C’est celle avec laquelle je me sens le plus à l’aise et qui me parait pédagogiquement adéquate. C’est-à-dire, assimilable et clairement restituable… en une seule et courte phrase.
La permaculture c’est l’art de concevoir des habitats humains soutenables inspirés des écosystèmes naturels (version courte).
La permaculture est une philosophie, une science et un art qui permet de concevoir des lieux de vie harmonieux, productifs, autonomes, durables et solidaires (version allongée).
J’accompagne toujours ces définitions par l’explication des concepts suivants tirés des travaux de David Holmgren :
Les 3 principes éthiques. (9)
La permaculture est fondée sur trois principes éthiques indissociables : Prendre soin de la terre, Prendre soin de l’humain, Partager équitablement les ressources et les surplus.
En 1988, dans son ouvrage « A designer’s manual », Bill Mollison a ensuite jugé utile d’en ajouter 2 autres : Limiter la consommation et … Limiter la population mondiale.
La fleur de la permaculture (aux 7 pétales). (10)
L’éthique est au coeur des sept grands domaines d’activités humaines : Soins à la nature et à la Terre, Habitat, Outils et Technologies, Enseignement & Culture, Santé & Bien-être Spirituel, Finance & Economie, Foncier et Gouvernance. 1
Les 12 principes de conception/Design. (11)
Observer et interagir, Collecter et stocker l’énergie, Créer une production, Appliquer l’auto-régulation et accepter la rétroaction, Utiliser et valoriser les services et les ressources renouvelables, Ne pas produire de déchets, Partir des structures d’ensemble pour arriver aux détails, Intégrer plutôt que séparer, Utiliser des solutions à de petites échelles et avec patience, Utiliser et valoriser la diversité, Utiliser les interfaces et valoriser les bordures, Utiliser le changement et y réagir de manière créative.
Hommage aux co-inventeurs du concept de la permaculture :
Bill Mollison et David Holgren sont les 2 co-créateurs du concept de la permaculture né en Australie au milieu des années 70. Bill Mollison a reçu en 1981 pour son travail, le Right Livelihood Award, plus largement connu sous le nom de « prix Nobel alternatif ».
Voilà ! J’espère que cet article vous servira de référence et vous permettra d’intégrer avec justesse la définition et les finalités de la permaculture.
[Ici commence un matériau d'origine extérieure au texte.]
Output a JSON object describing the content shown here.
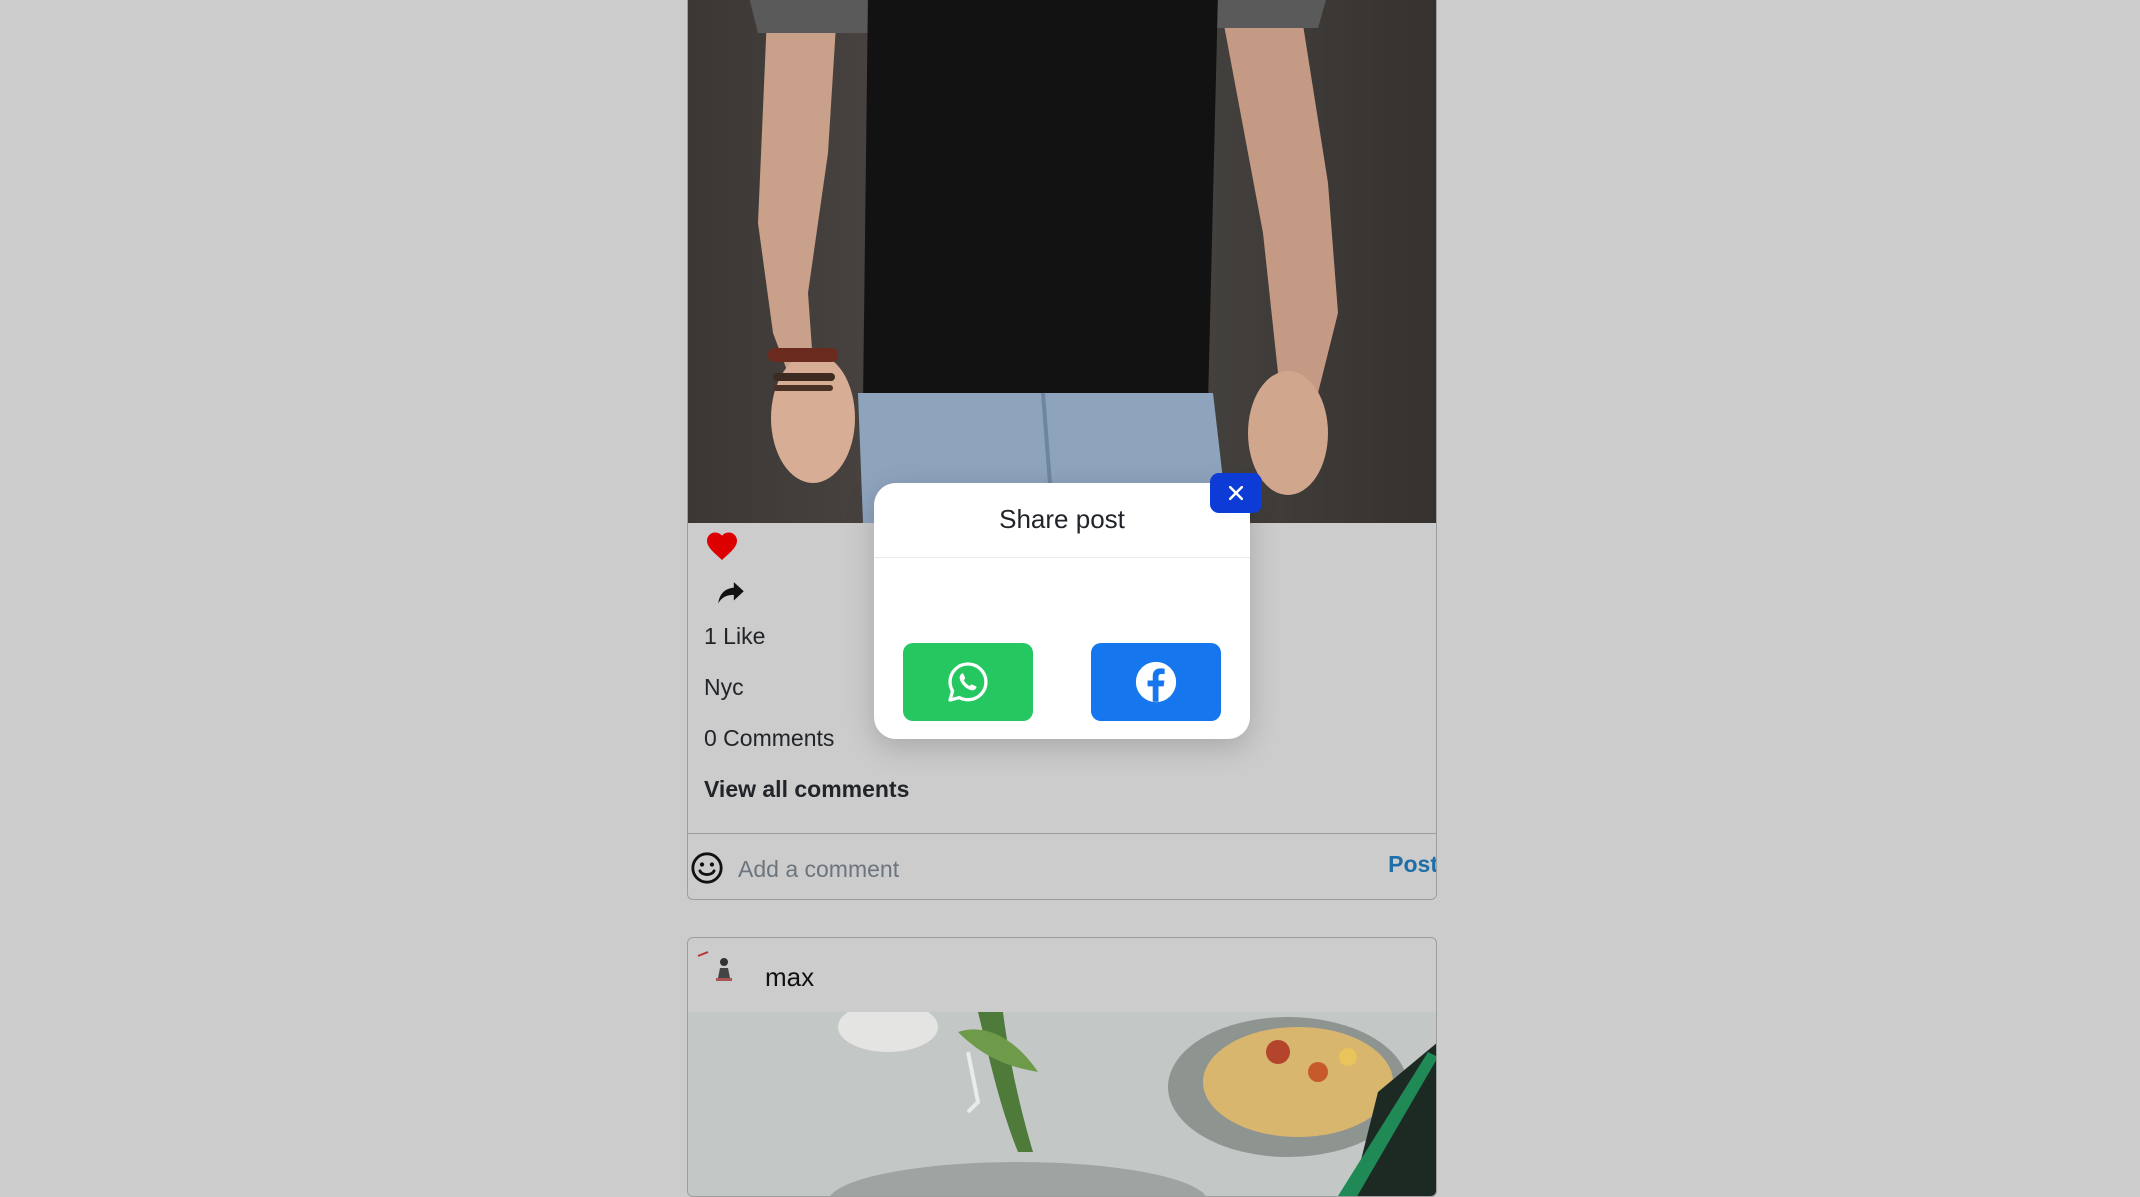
{
  "colors": {
    "background": "#cccccc",
    "heart": "#dd0000",
    "post_link": "#1e6ea8",
    "close_button": "#0d3bd6",
    "whatsapp": "#25c760",
    "facebook": "#1676ee"
  },
  "post1": {
    "image_alt": "man in black t-shirt and jeans",
    "likes_text": "1 Like",
    "caption": "Nyc",
    "comments_text": "0 Comments",
    "view_all_label": "View all comments",
    "comment_placeholder": "Add a comment",
    "post_label": "Post",
    "icons": [
      "heart-icon",
      "share-arrow-icon",
      "smiley-icon"
    ]
  },
  "post2": {
    "username": "max",
    "image_alt": "food salad on plate"
  },
  "share_modal": {
    "title": "Share post",
    "close_icon": "close-icon",
    "options": [
      {
        "name": "WhatsApp",
        "icon": "whatsapp-icon"
      },
      {
        "name": "Facebook",
        "icon": "facebook-icon"
      }
    ]
  }
}
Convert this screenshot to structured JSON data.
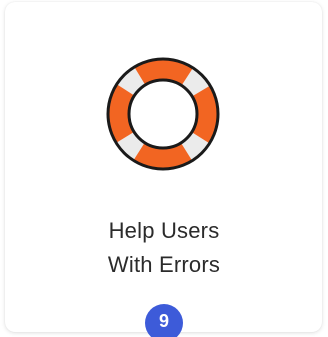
{
  "card": {
    "title_line1": "Help Users",
    "title_line2": "With Errors",
    "icon": "lifebuoy-icon",
    "badge_count": "9"
  },
  "colors": {
    "lifebuoy_orange": "#f26522",
    "lifebuoy_white": "#ebebeb",
    "outline": "#1a1a1a",
    "badge": "#3d5bd9"
  }
}
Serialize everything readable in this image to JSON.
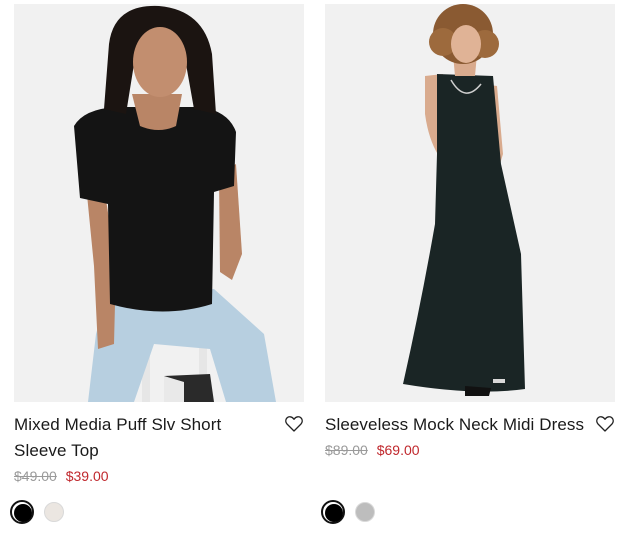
{
  "products": [
    {
      "name": "Mixed Media Puff Slv Short Sleeve Top",
      "image_alt": "Model wearing black mixed media puff sleeve top with light jeans",
      "price_original": "$49.00",
      "price_sale": "$39.00",
      "swatches": [
        {
          "color_name": "black",
          "hex": "#000000",
          "selected": true
        },
        {
          "color_name": "ivory",
          "hex": "#ebe6e1",
          "selected": false
        }
      ]
    },
    {
      "name": "Sleeveless Mock Neck Midi Dress",
      "image_alt": "Model wearing black sleeveless mock neck midi dress",
      "price_original": "$89.00",
      "price_sale": "$69.00",
      "swatches": [
        {
          "color_name": "black",
          "hex": "#000000",
          "selected": true
        },
        {
          "color_name": "grey",
          "hex": "#bdbdbd",
          "selected": false
        }
      ]
    }
  ],
  "icons": {
    "wishlist": "heart-outline-icon"
  },
  "colors": {
    "sale_price": "#c0282d",
    "original_price": "#9a9a9a",
    "text": "#1a1a1a"
  }
}
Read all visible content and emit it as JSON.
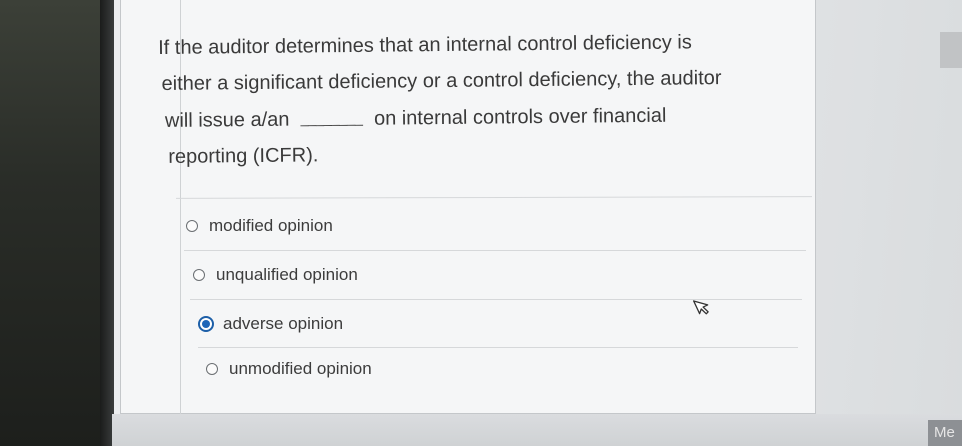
{
  "question": {
    "line1": "If the auditor determines that an internal control deficiency is",
    "line2": "either a significant deficiency or a control deficiency, the auditor",
    "line3_before": "will issue a/an",
    "blank": "________",
    "line3_after": "on internal controls over financial",
    "line4": "reporting (ICFR)."
  },
  "options": [
    {
      "label": "modified opinion",
      "selected": false
    },
    {
      "label": "unqualified opinion",
      "selected": false
    },
    {
      "label": "adverse opinion",
      "selected": true
    },
    {
      "label": "unmodified opinion",
      "selected": false
    }
  ],
  "corner_label": "Me",
  "colors": {
    "selected_radio": "#1f66b8",
    "text": "#3a3a3a",
    "panel_background": "#f5f6f7"
  },
  "icons": {
    "cursor": "hand-pointer-icon",
    "radio": "radio-button-icon"
  }
}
En général, lorsque l'on parle de permaculture, les mots "holistique" et "systémique" sont souvent mentionnés. J'ai préféré ne pas complexifier le sujet à ce stade afin que les lecteurs puissent infuser tranquillement la définition de la permaculture et son infini potentiel.
Si vous êtes en quête de sens, d’éthique, de changements et/ou de solutions, je vous invite à suivre un PDC (Permaculture Design Course) ou un CCP en français (Cours de Conception en Permaculture). Cette formation (de minimum 72h de cours) dispensée partout dans le monde offre une approche holistique et systémique. Elle vous permettra de vivre une magnifique expérience transformative.
REFERENCES :
(1) Benjamin Broustey - Ecopreneur et designer en permaculture, fondateur de PermacultureDesign
(2) Perrine et Charles Hervé-Gruyer – Permaculture, guérir la terre, nourrir les Hommes.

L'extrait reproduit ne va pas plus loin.